Rumah Budaya Tjokrodipo yang dikenal dengan Omah Lawas didirikan sekitar tahun 1800-an.

Omah Lawas Kalikepuh Diresmikan Jadi Rumah Budaya Tjokrodipo
Peresmian Rumah Budaya Tjokrodipo sebagai lokasi pengembangan seni dan kebudayaan. (istimewa)

KORANBERNAS.ID, PURWOREJO -- Kawasan Omah Lawas yang berumur ratusan tahun di Kampung Kalikepuh Kelurahan Sindurjan Kecamatan/Kabupaten Purworejo difungsikan sebagai lokasi pengembangan seni dan kebudayaan bernama “Rumah Budaya Tjokrodipo”.

Rumah budaya itu diresmikan bertepatan dengan Hari Sumpah Pemuda, Sabtu (28/10/2023) malam, diharapkan mampu menjadi wadah kreativitas masyarakat, khususnya generasi muda.

Prosesi peresmian ditandai pemecahan kendi oleh pendiri Rumah Budaya Tjokrodipo, Angko Setiyarso Widodo, serta  pembukaan selubung tugu papan nama Rumah Budaya Tjokrodipo di pintu masuk bersama Wakil Bupati Purworejo, Yuli Hastuti SH.

Acara peresmian juga dirangkai pergelaran wayang kulit Gagrag Bagelenan dengan lakon Wahyu Mahkutha Rama menampilkan tiga dalang kondang asal Purworejo.

Mereka adalah Ki Parikesit Dipoyono, Ki Andreas Novianto dan Nyi Dwi Puspitaningrum. Sesaat sebelum pergelaran wayang dimulai dilakukan penyerahan penghargaan Parama Dharma Budaya kepada tiga tokoh yang dinilai telah mendedikasikan diri untuk kemajuan kebudayaan Purworejo yakni Ki Partono, Soekoso DM dan F Untariningsih.

Potong tumpeng peresmian Rumah Budaya Tjokrodipo. (istimewa)

Hadir antara lain Kepala Dindikbud Purworejo Wasit Diono, Kepala Dinkominfostasandi Yudie Agung Prihatno, Direktur PDAM Hermawan Wahyu Utomo, jajaran Forkopimcam Purworejo, keluarga trah Tumenggung  Tjokrodipo, seniman dan budayawan serta ratusan warga setempat.

Dalam sambutannya Yuli Hastuti memberikan apresiasi atas berdirinya “Rumah Budaya Tjokrodipo. Pihaknya berharap rumah budaya mampu melengkapi sarana seni dan budaya dalam merawat dan mengembangkan kreativitas masyarakat.

Pihaknya juga berharap agar perangkat daerah atau stakeholder terkait turut mendukung kegiatan-kegiatan yang digelar di rumah budaya. “Semoga tidak hanya bermanfaat untuk lingkungan di sekitar sini, melainkan juga bagi daerah,” katanya.

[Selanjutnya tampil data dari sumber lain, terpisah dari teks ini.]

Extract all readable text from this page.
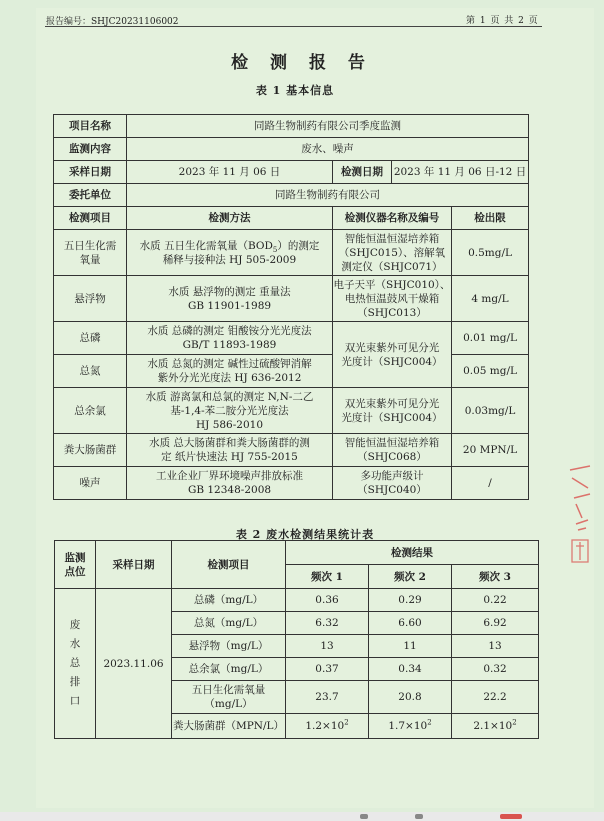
报告编号：SHJC20231106002	第 1 页 共 2 页
检 测 报 告
表 1 基本信息
项目名称	同路生物制药有限公司季度监测			
监测内容	废水、噪声			
采样日期	2023 年 11 月 06 日	检测日期	2023 年 11 月 06 日-12 日	
委托单位	同路生物制药有限公司			
检测项目	检测方法	检测仪器名称及编号		检出限
五日生化需
氧量	水质 五日生化需氧量$(BOD_5)$的测定
稀释与接种法 HJ 505-2009	智能恒温恒湿培养箱
（SHJC015）、溶解氧
测定仪（SHJC071）		0.5mg/L
悬浮物	水质 悬浮物的测定 重量法
GB 11901-1989	电子天平（SHJC010）、
电热恒温鼓风干燥箱
（SHJC013）		4 mg/L
总磷	水质 总磷的测定 钼酸铵分光光度法
GB/T 11893-1989	双光束紫外可见分光
光度计（SHJC004）		0.01 mg/L
总氮	水质 总氮的测定 碱性过硫酸钾消解
紫外分光光度法 HJ 636-2012			0.05 mg/L
总余氯	水质 游离氯和总氯的测定 N,N-二乙
基-1,4-苯二胺分光光度法
HJ 586-2010	双光束紫外可见分光
光度计（SHJC004）		0.03mg/L
粪大肠菌群	水质 总大肠菌群和粪大肠菌群的测
定 纸片快速法 HJ 755-2015	智能恒温恒湿培养箱
（SHJC068）		20 MPN/L
噪声	工业企业厂界环境噪声排放标准
GB 12348-2008	多功能声级计
（SHJC040）		/
表 2 废水检测结果统计表
监测
点位	采样日期	检测项目	检测结果		
			频次 1	频次 2	频次 3
废
水
总
排
口	2023.11.06	总磷（mg/L）	0.36	0.29	0.22
		总氮（mg/L）	6.32	6.60	6.92
		悬浮物（mg/L）	13	11	13
		总余氯（mg/L）	0.37	0.34	0.32
		五日生化需氧量
（mg/L）	23.7	20.8	22.2
		粪大肠菌群（MPN/L）	$1.2\times 10^2$	$1.7\times 10^2$	$2.1\times 10^2$
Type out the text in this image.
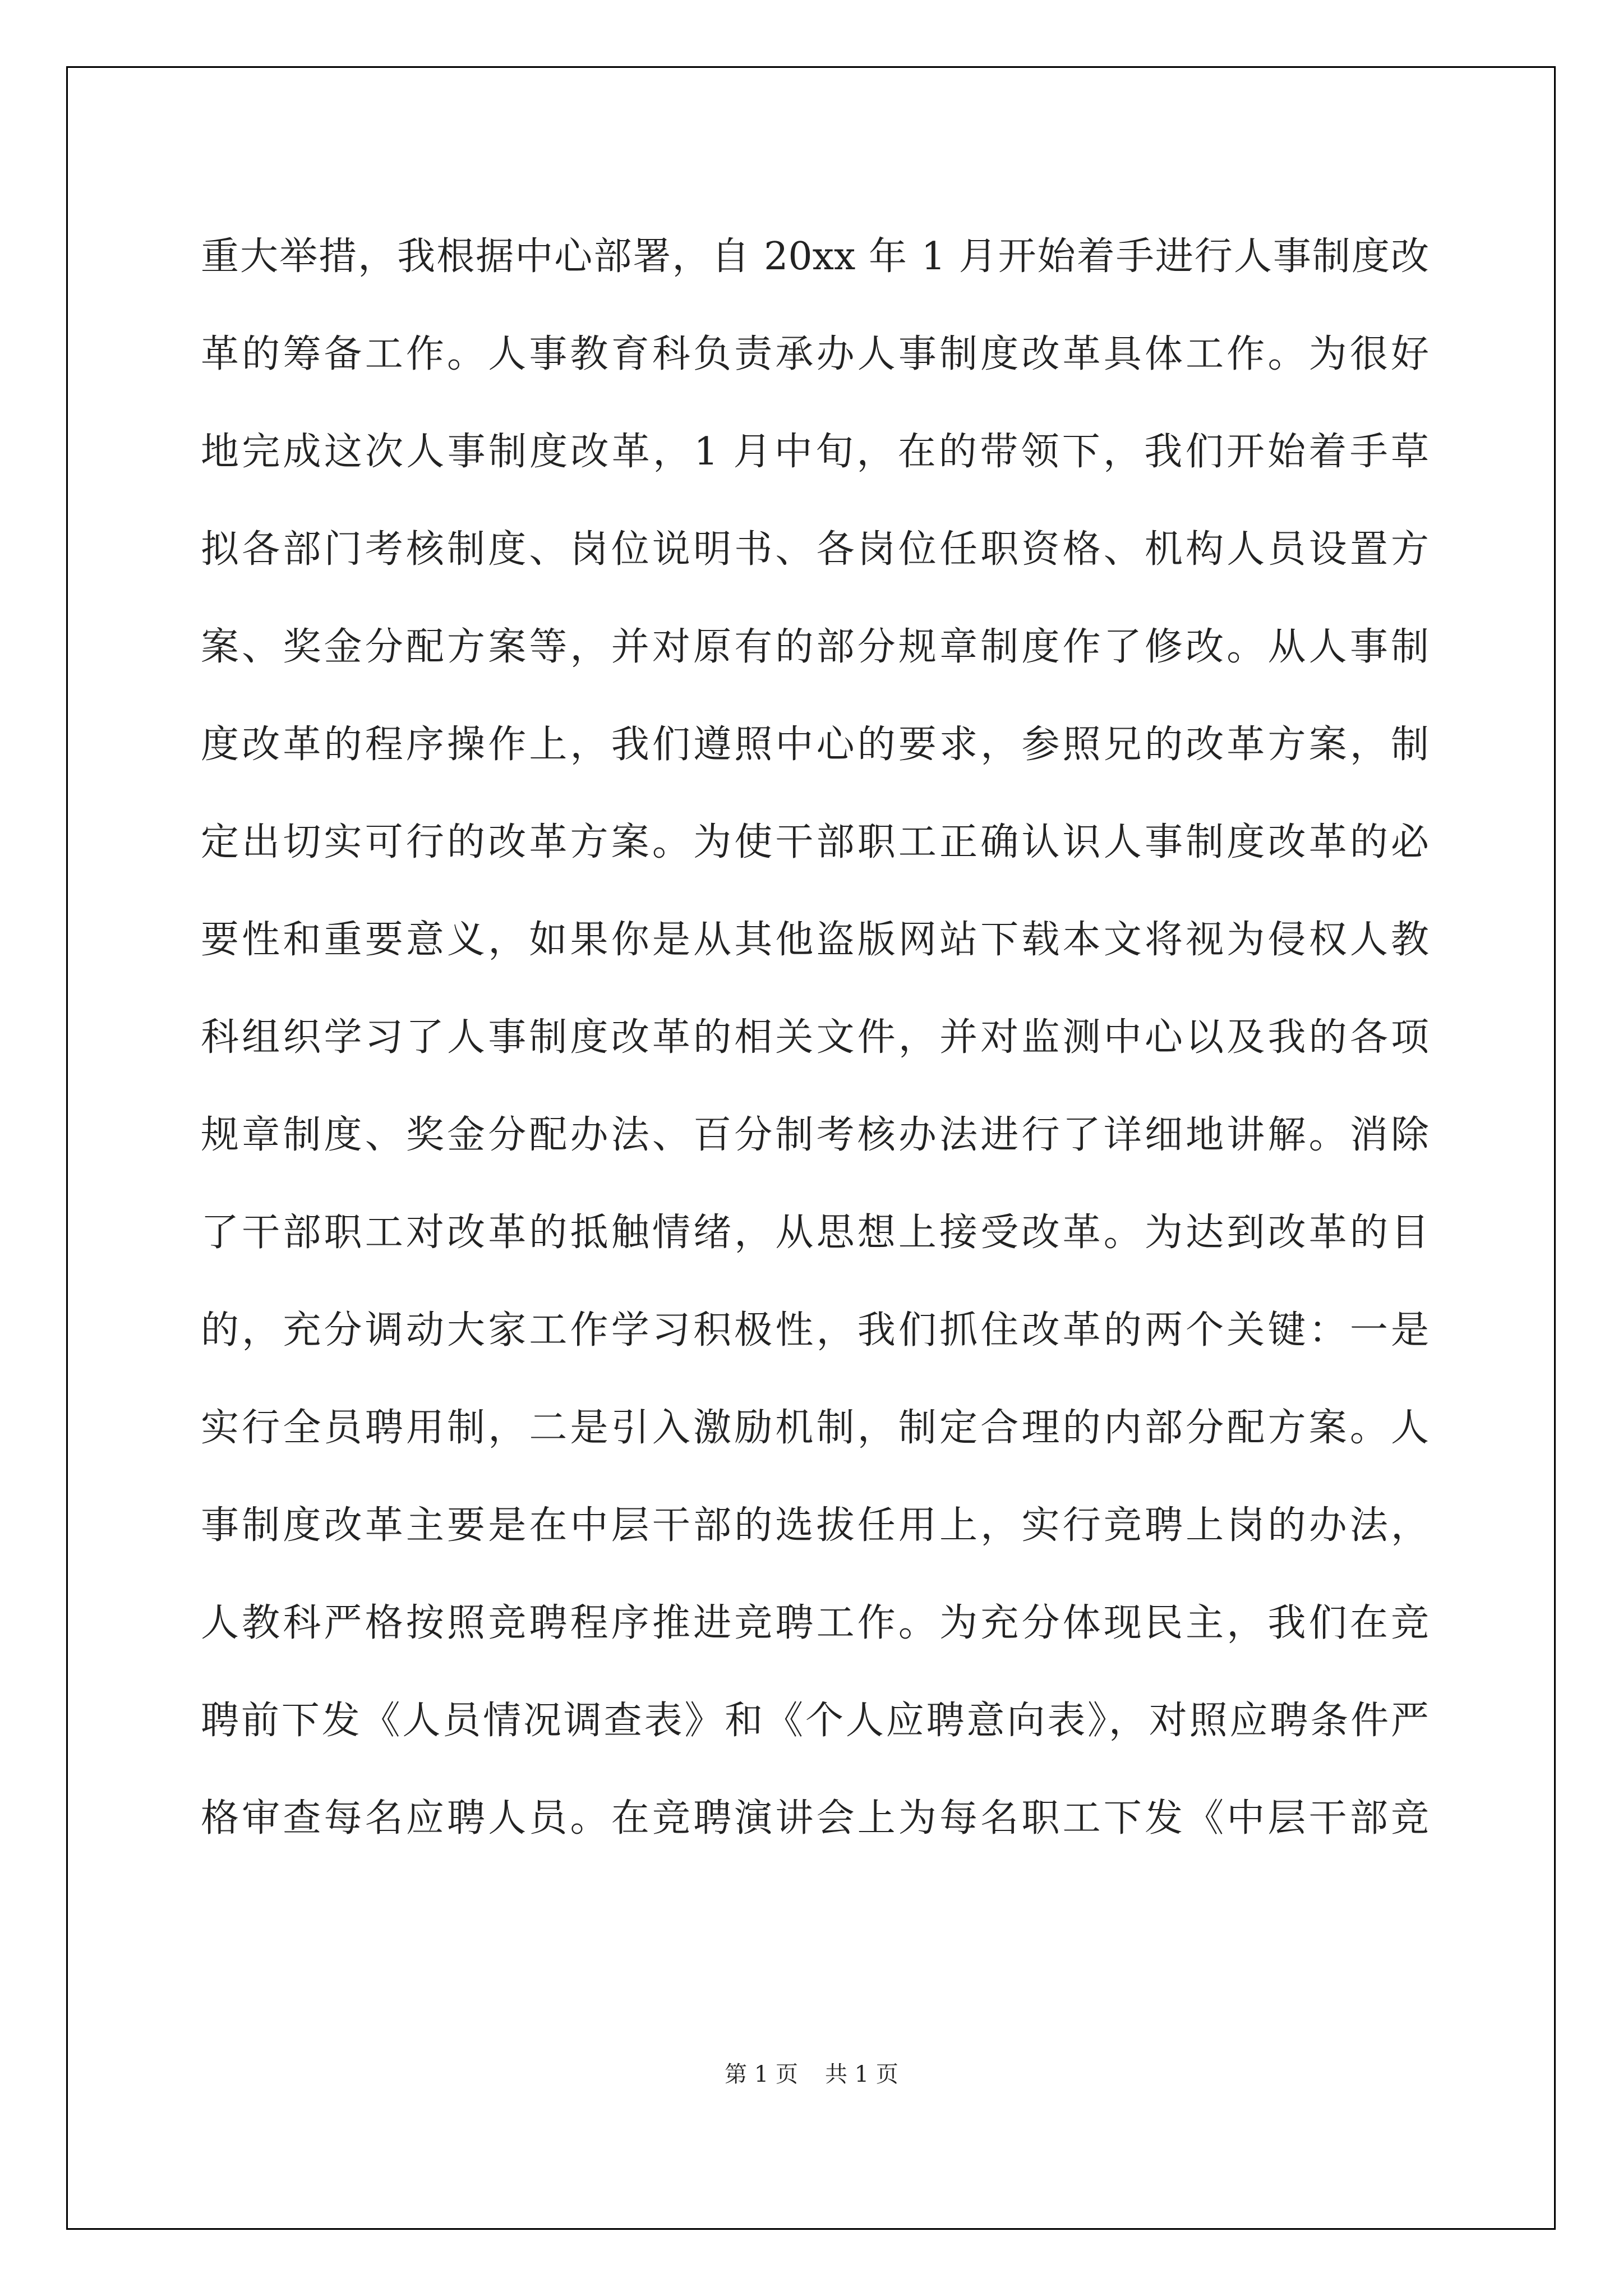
重大举措，我根据中心部署，自 20xx 年 1 月开始着手进行人事制度改
革的筹备工作。人事教育科负责承办人事制度改革具体工作。为很好
地完成这次人事制度改革，1 月中旬，在的带领下，我们开始着手草
拟各部门考核制度、岗位说明书、各岗位任职资格、机构人员设置方
案、奖金分配方案等，并对原有的部分规章制度作了修改。从人事制
度改革的程序操作上，我们遵照中心的要求，参照兄的改革方案，制
定出切实可行的改革方案。为使干部职工正确认识人事制度改革的必
要性和重要意义，如果你是从其他盗版网站下载本文将视为侵权人教
科组织学习了人事制度改革的相关文件，并对监测中心以及我的各项
规章制度、奖金分配办法、百分制考核办法进行了详细地讲解。消除
了干部职工对改革的抵触情绪，从思想上接受改革。为达到改革的目
的，充分调动大家工作学习积极性，我们抓住改革的两个关键：一是
实行全员聘用制，二是引入激励机制，制定合理的内部分配方案。人
事制度改革主要是在中层干部的选拔任用上，实行竞聘上岗的办法，
人教科严格按照竞聘程序推进竞聘工作。为充分体现民主，我们在竞
聘前下发《人员情况调查表》和《个人应聘意向表》，对照应聘条件严
格审查每名应聘人员。在竞聘演讲会上为每名职工下发《中层干部竞
第 1 页 共 1 页
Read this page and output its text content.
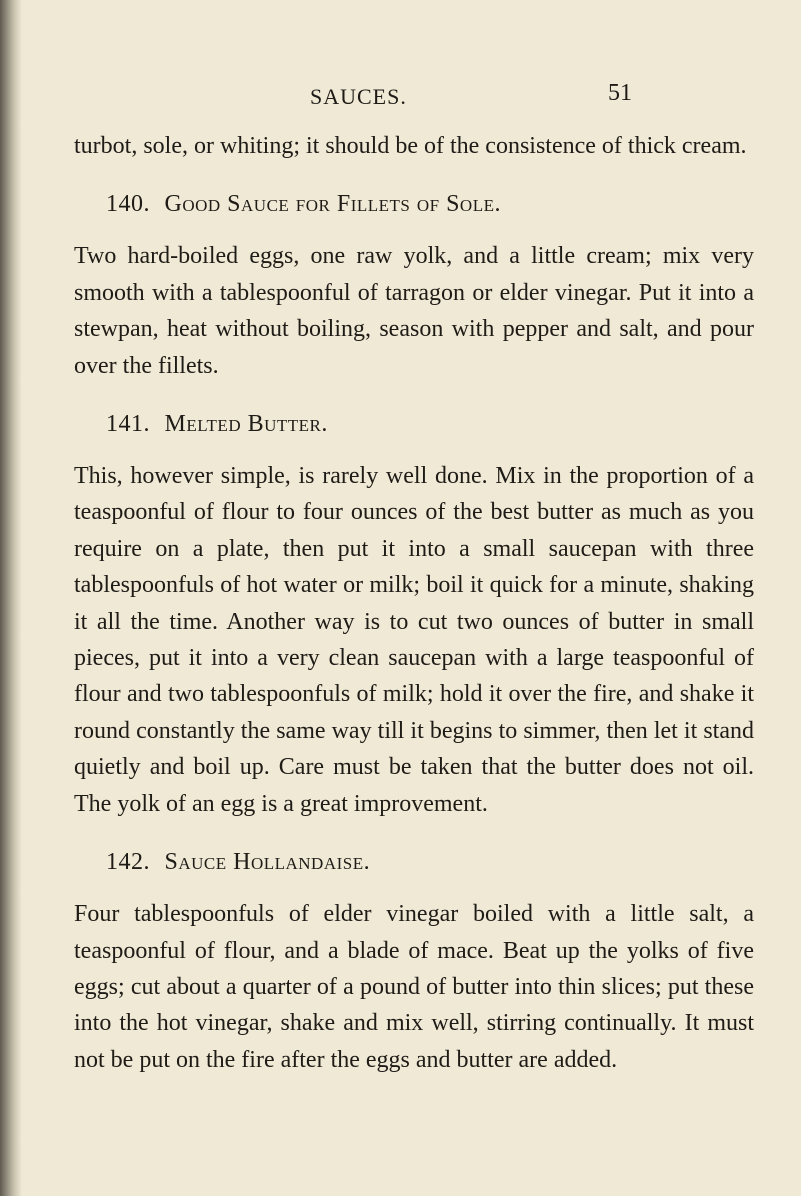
SAUCES.	51

turbot, sole, or whiting; it should be of the consistence of thick cream.

140. Good Sauce for Fillets of Sole.

Two hard-boiled eggs, one raw yolk, and a little cream; mix very smooth with a tablespoonful of tarragon or elder vinegar. Put it into a stewpan, heat without boiling, season with pepper and salt, and pour over the fillets.

141. Melted Butter.

This, however simple, is rarely well done. Mix in the proportion of a teaspoonful of flour to four ounces of the best butter as much as you require on a plate, then put it into a small saucepan with three tablespoonfuls of hot water or milk; boil it quick for a minute, shaking it all the time. Another way is to cut two ounces of butter in small pieces, put it into a very clean saucepan with a large teaspoonful of flour and two tablespoonfuls of milk; hold it over the fire, and shake it round constantly the same way till it begins to simmer, then let it stand quietly and boil up. Care must be taken that the butter does not oil. The yolk of an egg is a great improvement.

142. Sauce Hollandaise.

Four tablespoonfuls of elder vinegar boiled with a little salt, a teaspoonful of flour, and a blade of mace. Beat up the yolks of five eggs; cut about a quarter of a pound of butter into thin slices; put these into the hot vinegar, shake and mix well, stirring continually. It must not be put on the fire after the eggs and butter are added.
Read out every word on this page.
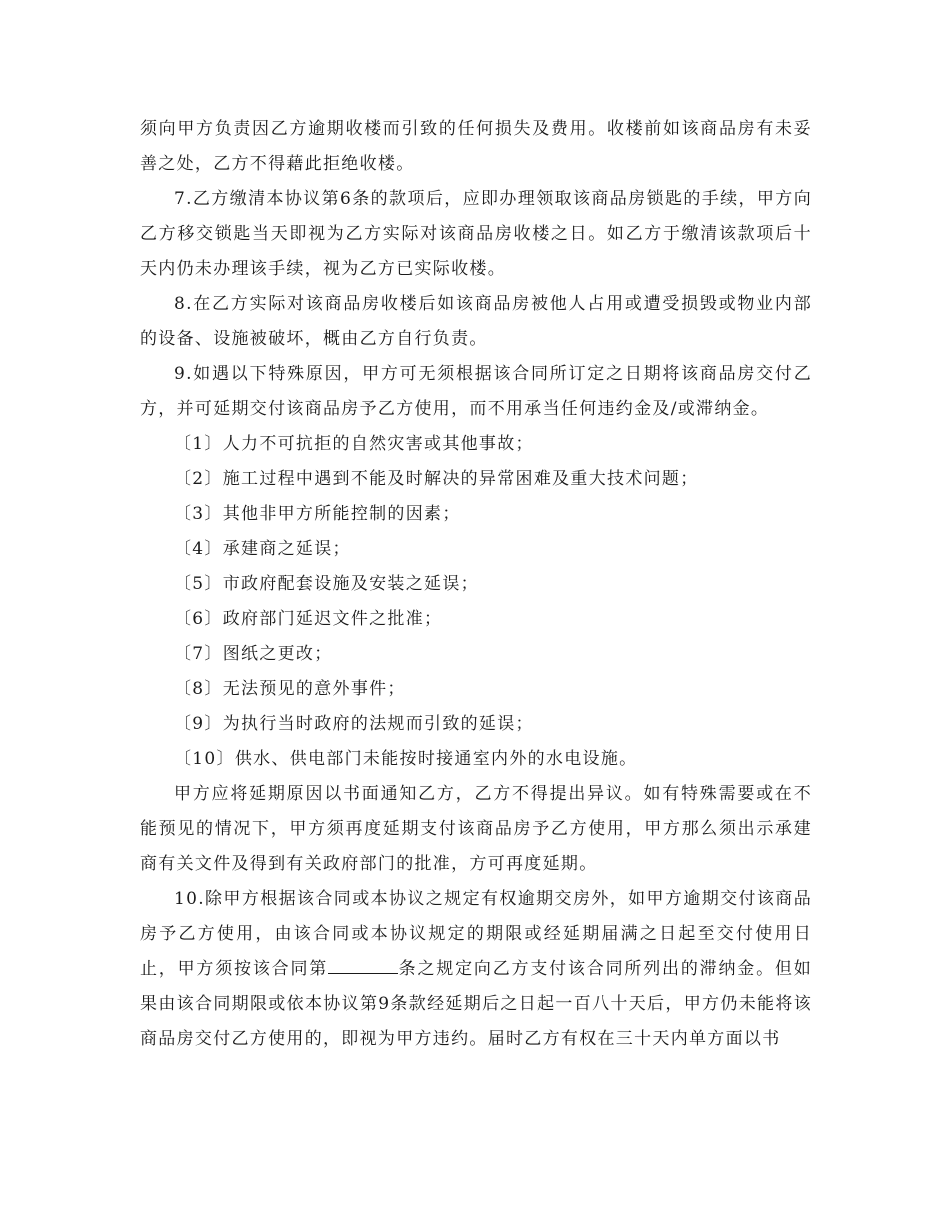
须向甲方负责因乙方逾期收楼而引致的任何损失及费用。收楼前如该商品房有未妥善之处，乙方不得藉此拒绝收楼。

7.乙方缴清本协议第6条的款项后，应即办理领取该商品房锁匙的手续，甲方向乙方移交锁匙当天即视为乙方实际对该商品房收楼之日。如乙方于缴清该款项后十天内仍未办理该手续，视为乙方已实际收楼。

8.在乙方实际对该商品房收楼后如该商品房被他人占用或遭受损毁或物业内部的设备、设施被破坏，概由乙方自行负责。

9.如遇以下特殊原因，甲方可无须根据该合同所订定之日期将该商品房交付乙方，并可延期交付该商品房予乙方使用，而不用承当任何违约金及/或滞纳金。

〔1〕人力不可抗拒的自然灾害或其他事故；

〔2〕施工过程中遇到不能及时解决的异常困难及重大技术问题；

〔3〕其他非甲方所能控制的因素；

〔4〕承建商之延误；

〔5〕市政府配套设施及安装之延误；

〔6〕政府部门延迟文件之批准；

〔7〕图纸之更改；

〔8〕无法预见的意外事件；

〔9〕为执行当时政府的法规而引致的延误；

〔10〕供水、供电部门未能按时接通室内外的水电设施。

甲方应将延期原因以书面通知乙方，乙方不得提出异议。如有特殊需要或在不能预见的情况下，甲方须再度延期支付该商品房予乙方使用，甲方那么须出示承建商有关文件及得到有关政府部门的批准，方可再度延期。

10.除甲方根据该合同或本协议之规定有权逾期交房外，如甲方逾期交付该商品房予乙方使用，由该合同或本协议规定的期限或经延期届满之日起至交付使用日止，甲方须按该合同第	条之规定向乙方支付该合同所列出的滞纳金。但如果由该合同期限或依本协议第9条款经延期后之日起一百八十天后，甲方仍未能将该商品房交付乙方使用的，即视为甲方违约。届时乙方有权在三十天内单方面以书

Apresiasi juga disampaikan oleh Soekoso DM. Menurutnya, upaya penguatan kebudayaan penting dilakukan mengingat dewasa ini karakter generasi muda khususnya terkait tata krama, unggah-ungguh dan etika, terasa kian merosot.

“Adanya rumah budaya ini semoga dapat turut andil dalam membangun karakter bangsa,” ungkapnya dalam bahasa Jawa.

Wakil Bupati Purworejo Yuli Hastuti memberikan sambutan. (istimewa) 

Angko Setiyarso Widodo selaku Pembina Yayasan Putra Bagelen Mandiri (PBM) yang menaungi Rumah Budaya Tjokrodipo menyebutkan Rumah Budaya Tjokrodipo yang dikenal dengan Omah Lawas didirikan sekitar tahun 1800-an.

Pada tahun 1980-an, rumah simbah Tjokrodipo pernah menjadi markas Muda Adikarsa dan tempat menyatunya pemuda serta para pemain bola Purworejo. Bahkan, Presiden Lima Gunung, Tanto Mendut, pernah tidur di rumah tersebut sekitar dua tahun saat masa-masa menjadi mahasiswa.

Seiring berjalannya waktu, rumah bersejarah itu pun difungsikan sebagai tempat untuk mengembangkan seni budaya Purworejo. Lalu diberi nama Rumah Budaya Tjokrodipo.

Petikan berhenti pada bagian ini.